XXXI

– La vie d’un homme, la vie d’un homme ! murmurait Jefferies avec un accent désolé ; oh ! je n’en ai qu’une à vous offrir. C’est la mienne. Prenez-la… mais sauvez ma fille.

– Tu ne m’as pas compris, dit l’homme gris, suis-moi encore.

Et il le fit redescendre au rez-de-chaussée, dans ce petit salon où Shoking s’était trouvé, quelques jours auparavant, métamorphosé en lord Vilmot.

Auprès de la cheminée pendait un tuyau de caoutchouc qui correspondait avec la chambre de la malade.

L’homme gris approcha de ses lèvres l’embouchure d’ivoire de ce tuyau, et dit :

– Suzannah, descends.

Jefferies était comme un homme privé de raison et se demandait, en regardant l’homme gris, ce que celui-ci voulait dire.

Suzannah descendit.

– Regarde cette femme, dit alors l’homme gris.

– C’est un ange, dit Jefferies, elle a veillé ma pauvre enfant chaque nuit.

– Et depuis huit jours elle a bien pleuré, va.

À ces derniers mots de l’homme gris, Suzannah cacha sa tête dans ses mains et fondit en larmes.
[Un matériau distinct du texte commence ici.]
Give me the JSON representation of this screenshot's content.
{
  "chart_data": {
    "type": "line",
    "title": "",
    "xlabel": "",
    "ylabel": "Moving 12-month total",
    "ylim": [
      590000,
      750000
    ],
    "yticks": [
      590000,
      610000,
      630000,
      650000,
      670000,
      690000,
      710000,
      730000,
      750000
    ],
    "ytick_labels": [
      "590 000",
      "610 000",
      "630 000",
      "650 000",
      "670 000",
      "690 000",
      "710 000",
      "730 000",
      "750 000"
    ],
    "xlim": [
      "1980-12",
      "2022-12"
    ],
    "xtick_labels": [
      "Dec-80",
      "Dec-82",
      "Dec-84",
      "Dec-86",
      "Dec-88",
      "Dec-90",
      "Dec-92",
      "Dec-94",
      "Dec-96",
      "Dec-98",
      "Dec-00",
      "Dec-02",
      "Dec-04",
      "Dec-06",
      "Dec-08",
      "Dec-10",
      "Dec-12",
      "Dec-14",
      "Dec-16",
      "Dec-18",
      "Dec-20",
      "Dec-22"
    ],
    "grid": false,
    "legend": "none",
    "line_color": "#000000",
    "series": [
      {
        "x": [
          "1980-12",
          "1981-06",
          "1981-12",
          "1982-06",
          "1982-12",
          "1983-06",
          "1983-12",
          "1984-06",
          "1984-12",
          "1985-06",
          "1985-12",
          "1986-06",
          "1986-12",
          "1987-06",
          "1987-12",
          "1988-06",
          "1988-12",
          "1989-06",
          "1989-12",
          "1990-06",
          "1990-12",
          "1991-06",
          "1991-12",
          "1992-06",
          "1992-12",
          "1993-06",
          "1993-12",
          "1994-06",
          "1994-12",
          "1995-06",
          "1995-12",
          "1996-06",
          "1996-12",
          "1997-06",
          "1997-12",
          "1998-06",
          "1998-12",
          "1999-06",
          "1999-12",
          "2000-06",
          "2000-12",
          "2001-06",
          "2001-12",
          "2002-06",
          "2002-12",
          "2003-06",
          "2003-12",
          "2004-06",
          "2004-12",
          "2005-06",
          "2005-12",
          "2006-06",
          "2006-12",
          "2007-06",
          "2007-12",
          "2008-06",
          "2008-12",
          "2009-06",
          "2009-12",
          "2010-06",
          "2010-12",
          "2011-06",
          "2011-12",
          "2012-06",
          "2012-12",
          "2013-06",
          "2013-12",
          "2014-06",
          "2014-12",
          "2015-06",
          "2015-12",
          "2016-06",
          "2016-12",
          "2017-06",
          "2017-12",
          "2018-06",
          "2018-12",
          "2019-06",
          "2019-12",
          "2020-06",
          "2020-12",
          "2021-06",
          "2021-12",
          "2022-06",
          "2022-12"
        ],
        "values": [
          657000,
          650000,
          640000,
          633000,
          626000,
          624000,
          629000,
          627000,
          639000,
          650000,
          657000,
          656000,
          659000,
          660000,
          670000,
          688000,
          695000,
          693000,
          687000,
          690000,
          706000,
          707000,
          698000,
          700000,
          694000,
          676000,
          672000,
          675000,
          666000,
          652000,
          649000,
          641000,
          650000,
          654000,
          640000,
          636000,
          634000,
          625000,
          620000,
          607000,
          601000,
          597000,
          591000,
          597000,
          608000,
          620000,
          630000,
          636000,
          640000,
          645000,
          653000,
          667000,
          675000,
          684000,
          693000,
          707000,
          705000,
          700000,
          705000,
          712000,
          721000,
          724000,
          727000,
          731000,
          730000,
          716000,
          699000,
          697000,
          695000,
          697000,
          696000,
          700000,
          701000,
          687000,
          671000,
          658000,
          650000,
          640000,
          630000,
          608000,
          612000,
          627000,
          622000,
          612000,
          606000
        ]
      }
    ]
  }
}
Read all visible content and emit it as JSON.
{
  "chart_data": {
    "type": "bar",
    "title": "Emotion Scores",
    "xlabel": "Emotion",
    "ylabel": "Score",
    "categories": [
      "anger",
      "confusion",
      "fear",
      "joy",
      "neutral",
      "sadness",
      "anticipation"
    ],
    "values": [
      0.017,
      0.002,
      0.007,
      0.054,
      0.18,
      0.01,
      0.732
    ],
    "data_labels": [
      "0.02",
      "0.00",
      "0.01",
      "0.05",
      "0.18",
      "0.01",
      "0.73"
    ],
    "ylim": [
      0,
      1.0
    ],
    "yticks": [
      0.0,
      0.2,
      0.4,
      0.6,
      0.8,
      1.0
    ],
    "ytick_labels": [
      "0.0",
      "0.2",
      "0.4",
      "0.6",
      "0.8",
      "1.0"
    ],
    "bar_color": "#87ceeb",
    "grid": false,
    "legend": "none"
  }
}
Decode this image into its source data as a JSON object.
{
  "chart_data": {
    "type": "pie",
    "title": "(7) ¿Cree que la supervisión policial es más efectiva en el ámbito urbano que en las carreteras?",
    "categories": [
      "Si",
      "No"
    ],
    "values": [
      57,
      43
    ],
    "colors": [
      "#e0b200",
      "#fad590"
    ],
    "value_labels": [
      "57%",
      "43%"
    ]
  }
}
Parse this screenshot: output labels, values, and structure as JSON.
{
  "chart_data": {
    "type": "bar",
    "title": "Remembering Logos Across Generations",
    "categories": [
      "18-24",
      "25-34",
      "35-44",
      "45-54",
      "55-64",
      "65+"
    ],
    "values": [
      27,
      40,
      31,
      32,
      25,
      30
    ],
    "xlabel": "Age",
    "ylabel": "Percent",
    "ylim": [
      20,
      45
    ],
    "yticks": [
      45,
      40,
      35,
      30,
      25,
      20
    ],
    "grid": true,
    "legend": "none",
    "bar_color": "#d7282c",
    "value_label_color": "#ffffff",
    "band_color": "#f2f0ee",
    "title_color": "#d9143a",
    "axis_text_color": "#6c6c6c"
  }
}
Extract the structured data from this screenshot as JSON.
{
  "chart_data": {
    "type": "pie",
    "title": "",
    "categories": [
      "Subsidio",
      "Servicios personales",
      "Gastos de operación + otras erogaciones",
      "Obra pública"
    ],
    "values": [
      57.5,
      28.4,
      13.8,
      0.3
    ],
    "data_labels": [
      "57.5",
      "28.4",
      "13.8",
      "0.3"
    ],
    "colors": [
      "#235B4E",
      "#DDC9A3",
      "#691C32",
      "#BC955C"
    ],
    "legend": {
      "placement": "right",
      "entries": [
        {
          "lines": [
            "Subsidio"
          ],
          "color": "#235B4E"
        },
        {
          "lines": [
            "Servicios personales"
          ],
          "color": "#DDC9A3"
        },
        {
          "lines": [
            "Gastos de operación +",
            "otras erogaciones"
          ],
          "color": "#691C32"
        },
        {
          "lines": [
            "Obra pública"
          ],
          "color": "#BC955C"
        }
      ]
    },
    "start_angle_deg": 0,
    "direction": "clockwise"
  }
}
– Cette femme qui a veillé ton enfant, reprit l’homme gris d’une voix émue et grave, cette femme qui l’a soignée avec le dévouement d’une sœur, faisant taire sa propre douleur, sais-tu qui elle est ?

– Non, balbutia Jefferies.

– Eh bien ! c’était la compagne dévouée, la femme devant Dieu d’un homme que tu as connu, d’un homme qui est mort… et mort par toi…

Jefferies recula, frissonnant.

– C’était la femme de Bulton, acheva l’homme gris.

Et cette fois, le valet du bourreau poussa un cri d’horreur et tomba à genoux.

Jamais peut-être il n’avait compris son infamie comme il la comprenait en ce moment.

– Eh bien ! reprit l’homme gris, cette femme, qui est une sœur pour ta fille, tu n’as pas seulement tué l’homme qu’elle aimait, tu vas faire plus encore…

Jefferies, les cheveux hérissés, regardait tour à tour l’homme gris et Suzannah, et son cœur se remplit d’une ténébreuse épouvante.

– Tu es allé ce matin dans Well close square, reprit l’homme gris.

Jefferies sentit ses cheveux se hérisser.

– Calcraff t’a donné ses ordres…

Pâle comme un mort, Jefferies baissa la tête.

– Tu as emporté de chez lui, avant de venir ici, un paquet recouvert d’une serge verte. Ce paquet renfermait le bonnet noir et la corde…

Un cri sourd s’échappa de la poitrine de Jefferies.

– Demain tu passeras cette corde au cou d’un homme appelé…

Jefferies tremblait de tous ses membres, et en ce moment, il eût voulu mourir, car il pressentait quelque épouvantable révélation.

– Comment s’appelle ce condamné ? dit encore l’homme gris.

– John Colden, murmura Jefferies d’une voix éteinte.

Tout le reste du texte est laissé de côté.